Wired: https://www.wired.com/story/microsoft-hpe-midnight-blizzard-email-breaches/
Tech

Microsoft explained how its executives were spied on

admin

Microsoft and HPE in the Light of the Solar Winds Attack: A Case Study of a Cyber-Scale Attack Against Microsoft

Microsoft revealed last week that it had discovered a nation-state attack on its corporate systems from the Russian state-sponsored hackers that were behind the SolarWinds attack. Hackers were able to access the email accounts of some members of Microsoft’s senior leadership team — potentially spying on them for weeks or months.

The same group of hackers had previously gained access to the “cloud-based email environment” of Hewlett Packard Enterprise. HPE didn’t name the provider, but the company did reveal the incident was “likely related” to the “exfiltration of a limited number of [Microsoft] SharePoint files as early as May 2023.”

“We shouldn’t be surprised that Russian intelligence-backed threat actors, and SVR in particular, are targeting tech companies like Microsoft and HPE. Jake Williams is a former US National Security Agency hacker and current faculty member at the Institute for Applied Network Security.

Nobelium initially accessed Microsoft’s systems through a password spray attack. This type of attack is a brute force one that sees hackers use a dictionary of potential passwords against accounts. The non-production test tenant account didn’t have two-factor authentication enabled which is critical to the investigation. The password spray attacks were tailored to a limited number of accounts using a low number of attempts to avoid detection, says Microsoft.

Increased access gave the group the chance to create more malicious application and create accounts to access Microsoft’s corporate environment and Office 365 Exchange Online service which gives access to email inboxes.

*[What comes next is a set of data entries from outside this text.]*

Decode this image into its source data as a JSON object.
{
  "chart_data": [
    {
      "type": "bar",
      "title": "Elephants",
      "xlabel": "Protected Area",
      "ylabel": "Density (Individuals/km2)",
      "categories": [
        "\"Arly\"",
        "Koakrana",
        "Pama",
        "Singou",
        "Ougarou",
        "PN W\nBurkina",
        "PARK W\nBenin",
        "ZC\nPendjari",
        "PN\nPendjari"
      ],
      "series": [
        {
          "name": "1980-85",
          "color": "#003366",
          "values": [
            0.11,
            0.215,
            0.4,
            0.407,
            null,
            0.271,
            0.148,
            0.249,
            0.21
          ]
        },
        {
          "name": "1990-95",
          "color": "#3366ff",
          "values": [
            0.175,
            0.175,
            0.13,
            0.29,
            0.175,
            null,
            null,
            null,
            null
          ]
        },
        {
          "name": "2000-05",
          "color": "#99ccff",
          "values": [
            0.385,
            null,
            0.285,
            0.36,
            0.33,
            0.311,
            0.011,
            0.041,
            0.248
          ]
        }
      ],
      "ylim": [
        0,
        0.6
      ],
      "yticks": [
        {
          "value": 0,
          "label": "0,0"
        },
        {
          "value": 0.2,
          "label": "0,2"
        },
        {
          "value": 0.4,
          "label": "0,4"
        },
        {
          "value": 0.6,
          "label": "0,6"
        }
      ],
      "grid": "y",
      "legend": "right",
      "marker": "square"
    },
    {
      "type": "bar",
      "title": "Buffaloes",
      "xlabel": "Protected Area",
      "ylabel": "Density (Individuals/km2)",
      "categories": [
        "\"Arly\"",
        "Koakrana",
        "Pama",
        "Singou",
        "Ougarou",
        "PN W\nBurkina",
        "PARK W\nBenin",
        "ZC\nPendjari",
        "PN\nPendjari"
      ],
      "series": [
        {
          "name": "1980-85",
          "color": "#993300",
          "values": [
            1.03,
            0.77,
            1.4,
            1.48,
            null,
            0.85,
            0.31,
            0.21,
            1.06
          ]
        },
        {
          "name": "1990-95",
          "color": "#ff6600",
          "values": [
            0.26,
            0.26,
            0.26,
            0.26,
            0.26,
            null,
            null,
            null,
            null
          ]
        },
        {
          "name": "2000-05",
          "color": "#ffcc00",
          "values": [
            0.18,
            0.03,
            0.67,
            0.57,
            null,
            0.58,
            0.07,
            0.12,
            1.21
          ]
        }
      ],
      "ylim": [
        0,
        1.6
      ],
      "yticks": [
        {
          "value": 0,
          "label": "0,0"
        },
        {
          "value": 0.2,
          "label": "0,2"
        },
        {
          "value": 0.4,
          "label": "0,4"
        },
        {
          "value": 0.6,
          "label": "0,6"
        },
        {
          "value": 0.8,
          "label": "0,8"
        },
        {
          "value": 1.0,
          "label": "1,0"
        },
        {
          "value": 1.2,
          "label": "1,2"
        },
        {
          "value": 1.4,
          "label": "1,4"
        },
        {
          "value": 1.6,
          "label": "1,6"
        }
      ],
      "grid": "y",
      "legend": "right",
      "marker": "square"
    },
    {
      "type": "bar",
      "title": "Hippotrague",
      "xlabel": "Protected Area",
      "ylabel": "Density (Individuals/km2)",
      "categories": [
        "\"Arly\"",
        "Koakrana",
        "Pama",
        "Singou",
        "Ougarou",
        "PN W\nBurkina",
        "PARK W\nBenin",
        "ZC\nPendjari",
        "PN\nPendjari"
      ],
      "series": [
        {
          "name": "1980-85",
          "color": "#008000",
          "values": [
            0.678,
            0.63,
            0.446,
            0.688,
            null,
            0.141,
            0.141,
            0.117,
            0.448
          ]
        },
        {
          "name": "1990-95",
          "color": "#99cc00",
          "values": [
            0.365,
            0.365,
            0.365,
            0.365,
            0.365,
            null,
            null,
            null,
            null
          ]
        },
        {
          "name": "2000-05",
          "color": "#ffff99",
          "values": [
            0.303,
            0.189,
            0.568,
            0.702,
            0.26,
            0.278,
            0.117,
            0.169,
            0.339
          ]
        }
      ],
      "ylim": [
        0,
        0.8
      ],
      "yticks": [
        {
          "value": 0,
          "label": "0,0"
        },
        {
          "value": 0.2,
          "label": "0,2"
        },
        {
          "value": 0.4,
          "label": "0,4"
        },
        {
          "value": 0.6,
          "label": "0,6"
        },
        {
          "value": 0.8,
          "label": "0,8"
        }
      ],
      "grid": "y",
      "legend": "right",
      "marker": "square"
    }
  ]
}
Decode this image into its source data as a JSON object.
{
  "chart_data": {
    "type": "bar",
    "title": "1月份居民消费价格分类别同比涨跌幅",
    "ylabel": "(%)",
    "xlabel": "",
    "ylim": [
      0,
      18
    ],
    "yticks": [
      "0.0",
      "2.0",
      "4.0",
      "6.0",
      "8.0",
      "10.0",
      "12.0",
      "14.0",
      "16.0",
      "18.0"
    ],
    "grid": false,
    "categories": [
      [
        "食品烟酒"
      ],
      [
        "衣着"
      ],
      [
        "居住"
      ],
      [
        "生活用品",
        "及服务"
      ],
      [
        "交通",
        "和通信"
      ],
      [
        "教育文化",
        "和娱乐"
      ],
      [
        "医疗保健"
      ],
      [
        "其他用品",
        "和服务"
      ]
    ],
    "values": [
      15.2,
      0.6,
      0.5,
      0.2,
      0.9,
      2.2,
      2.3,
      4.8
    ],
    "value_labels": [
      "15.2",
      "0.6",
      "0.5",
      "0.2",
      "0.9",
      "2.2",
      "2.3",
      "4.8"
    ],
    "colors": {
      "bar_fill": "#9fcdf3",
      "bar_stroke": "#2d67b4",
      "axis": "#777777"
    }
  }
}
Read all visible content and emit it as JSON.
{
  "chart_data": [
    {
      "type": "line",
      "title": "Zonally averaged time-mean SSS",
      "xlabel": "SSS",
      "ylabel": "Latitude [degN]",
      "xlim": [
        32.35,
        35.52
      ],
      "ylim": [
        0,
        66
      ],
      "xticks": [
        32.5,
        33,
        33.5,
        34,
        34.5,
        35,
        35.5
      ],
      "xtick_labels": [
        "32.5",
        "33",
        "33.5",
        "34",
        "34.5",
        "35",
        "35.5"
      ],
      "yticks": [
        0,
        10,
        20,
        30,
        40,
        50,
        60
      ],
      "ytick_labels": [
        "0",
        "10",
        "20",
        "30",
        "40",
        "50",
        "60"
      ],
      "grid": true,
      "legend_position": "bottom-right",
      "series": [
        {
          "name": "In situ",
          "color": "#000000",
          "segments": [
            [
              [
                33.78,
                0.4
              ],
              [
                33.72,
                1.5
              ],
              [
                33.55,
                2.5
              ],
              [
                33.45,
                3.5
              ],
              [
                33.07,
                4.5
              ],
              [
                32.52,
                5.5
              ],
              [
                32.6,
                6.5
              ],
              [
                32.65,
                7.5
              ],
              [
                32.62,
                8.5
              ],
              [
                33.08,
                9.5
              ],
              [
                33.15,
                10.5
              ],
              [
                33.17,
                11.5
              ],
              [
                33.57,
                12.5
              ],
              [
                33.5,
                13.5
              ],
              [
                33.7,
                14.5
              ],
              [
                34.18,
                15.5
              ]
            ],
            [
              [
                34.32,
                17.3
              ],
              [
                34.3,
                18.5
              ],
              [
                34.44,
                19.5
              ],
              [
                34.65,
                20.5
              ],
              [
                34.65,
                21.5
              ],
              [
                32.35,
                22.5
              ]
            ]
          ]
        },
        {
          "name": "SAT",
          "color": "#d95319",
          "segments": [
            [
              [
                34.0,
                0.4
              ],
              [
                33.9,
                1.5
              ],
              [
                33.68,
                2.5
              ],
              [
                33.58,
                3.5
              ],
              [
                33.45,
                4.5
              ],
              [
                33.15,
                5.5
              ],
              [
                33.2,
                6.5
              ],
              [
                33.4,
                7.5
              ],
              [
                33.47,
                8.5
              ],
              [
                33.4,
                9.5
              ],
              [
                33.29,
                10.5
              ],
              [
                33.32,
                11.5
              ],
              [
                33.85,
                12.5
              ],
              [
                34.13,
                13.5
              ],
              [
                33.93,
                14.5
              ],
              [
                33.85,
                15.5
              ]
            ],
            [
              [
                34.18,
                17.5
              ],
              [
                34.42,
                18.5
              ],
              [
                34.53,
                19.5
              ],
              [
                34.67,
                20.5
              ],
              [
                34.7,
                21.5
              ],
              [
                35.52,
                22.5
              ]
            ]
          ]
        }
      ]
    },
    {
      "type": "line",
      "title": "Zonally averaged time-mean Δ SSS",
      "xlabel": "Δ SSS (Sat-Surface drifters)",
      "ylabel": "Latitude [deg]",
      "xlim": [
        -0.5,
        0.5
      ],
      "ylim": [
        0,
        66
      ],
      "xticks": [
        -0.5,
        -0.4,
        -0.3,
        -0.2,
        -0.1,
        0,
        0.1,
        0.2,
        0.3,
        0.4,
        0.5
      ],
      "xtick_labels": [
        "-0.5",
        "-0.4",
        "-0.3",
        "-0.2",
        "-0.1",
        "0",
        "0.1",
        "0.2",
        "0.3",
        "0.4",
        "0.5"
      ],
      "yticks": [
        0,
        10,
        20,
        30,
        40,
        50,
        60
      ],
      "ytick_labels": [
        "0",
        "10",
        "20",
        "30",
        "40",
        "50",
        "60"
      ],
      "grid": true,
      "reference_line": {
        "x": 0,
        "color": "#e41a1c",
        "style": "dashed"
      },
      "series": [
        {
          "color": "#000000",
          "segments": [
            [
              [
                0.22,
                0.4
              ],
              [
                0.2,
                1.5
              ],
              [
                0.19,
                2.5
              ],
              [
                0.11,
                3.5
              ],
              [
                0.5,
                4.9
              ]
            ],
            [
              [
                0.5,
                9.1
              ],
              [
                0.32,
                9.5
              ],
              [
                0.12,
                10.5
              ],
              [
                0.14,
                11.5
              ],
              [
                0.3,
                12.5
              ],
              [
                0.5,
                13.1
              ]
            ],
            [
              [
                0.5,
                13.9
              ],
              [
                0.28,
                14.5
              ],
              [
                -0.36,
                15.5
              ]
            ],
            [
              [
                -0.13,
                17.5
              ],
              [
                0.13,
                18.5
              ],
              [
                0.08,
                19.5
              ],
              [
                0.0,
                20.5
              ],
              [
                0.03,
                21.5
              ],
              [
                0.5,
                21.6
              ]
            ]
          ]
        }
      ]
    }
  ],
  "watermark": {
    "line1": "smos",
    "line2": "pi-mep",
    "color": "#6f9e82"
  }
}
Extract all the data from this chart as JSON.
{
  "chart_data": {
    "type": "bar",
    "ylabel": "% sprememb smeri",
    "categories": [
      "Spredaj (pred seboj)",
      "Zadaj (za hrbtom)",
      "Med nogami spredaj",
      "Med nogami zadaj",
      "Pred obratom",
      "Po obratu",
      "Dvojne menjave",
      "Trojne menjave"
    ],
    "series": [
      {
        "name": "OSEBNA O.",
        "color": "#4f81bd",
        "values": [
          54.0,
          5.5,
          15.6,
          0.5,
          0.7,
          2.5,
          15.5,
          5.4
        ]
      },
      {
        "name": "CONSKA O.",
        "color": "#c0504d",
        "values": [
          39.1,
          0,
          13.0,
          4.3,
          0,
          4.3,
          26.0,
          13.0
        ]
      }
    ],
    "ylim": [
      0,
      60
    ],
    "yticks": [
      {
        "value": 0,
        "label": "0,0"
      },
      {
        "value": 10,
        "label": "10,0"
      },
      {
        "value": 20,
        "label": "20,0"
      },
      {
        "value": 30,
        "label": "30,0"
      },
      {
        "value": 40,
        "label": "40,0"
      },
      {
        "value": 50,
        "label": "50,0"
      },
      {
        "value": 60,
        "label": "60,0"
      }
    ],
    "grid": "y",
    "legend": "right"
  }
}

Kurtz was right, more has come out, but there are still some key details missing. Microsoft does claim that if this same non-production test environment was deployed today then “mandatory Microsoft policy and workflows would ensure MFA and our active protections are enabled” to better protect against these attacks. Microsoft still has plenty more explaining to do, especially if it wants its customers to believe it’s truly improving the way it designs, builds, tests, and operates its software and services to better protect against security threats.

In, , ,
Previous post Families of Israeli Hostages are protesting to block aid to Gaza
Next post The ICJ finds the Gaza genocide case plausible

More Stories

Microsoft has created a new collaborative artificial intelligence playground called Copilot Pages

admin

Microsoft’s AI Assistant Copilot will be coming to Microsoft Teams and OneDrive later this month. As part of the announcement, Microsoft is also adding Python support to Excel to allow users to use it to conduct advanced analysis on spreadsheet data using natural language. Copilot will summarize conversations that happened in text chat and spoken ones in meetings later this month.

NASA’s Starliners don’t feel let down by Boeing

admin

NASA astronauts Suni Williams and Butch Wilmore, who were stranded in space for over two months due to technical issues with their Boeing Starliner spacecraft, have said they are still positive. The extended stay in space was caused by the technical issues with their ship, which was supposed to be a final test flight before Starliner would be certified for regular use in missions.

The seismologists couldn’t figure out what the weird signal was from the mega-landslide

admin

Researchers claim to have solved the mystery behind a tsunami in Greenland’s Dickson fjord last year. “The landslides produced a seiche that generated a striking seismological signature,” Columbia University geophysicist Gran Ekstrm said. “We definitely expect the frequency of landslides and tsunamis to increase in the Arctic as a result of global warming,” he added.

Famed Pacific island’s population is not real

admin

A new species of parasitoid wasp has been discovered in a Rapa Nui fruit fly, researchers have said. The new species, identified as melanogaster, infects the fly, which is known to be a model organism for the ecocide theory that claims Rapa Nui’s inhabitants were behind the impact of European settlement. It was found to carry DNA from the ancient Rapanui people.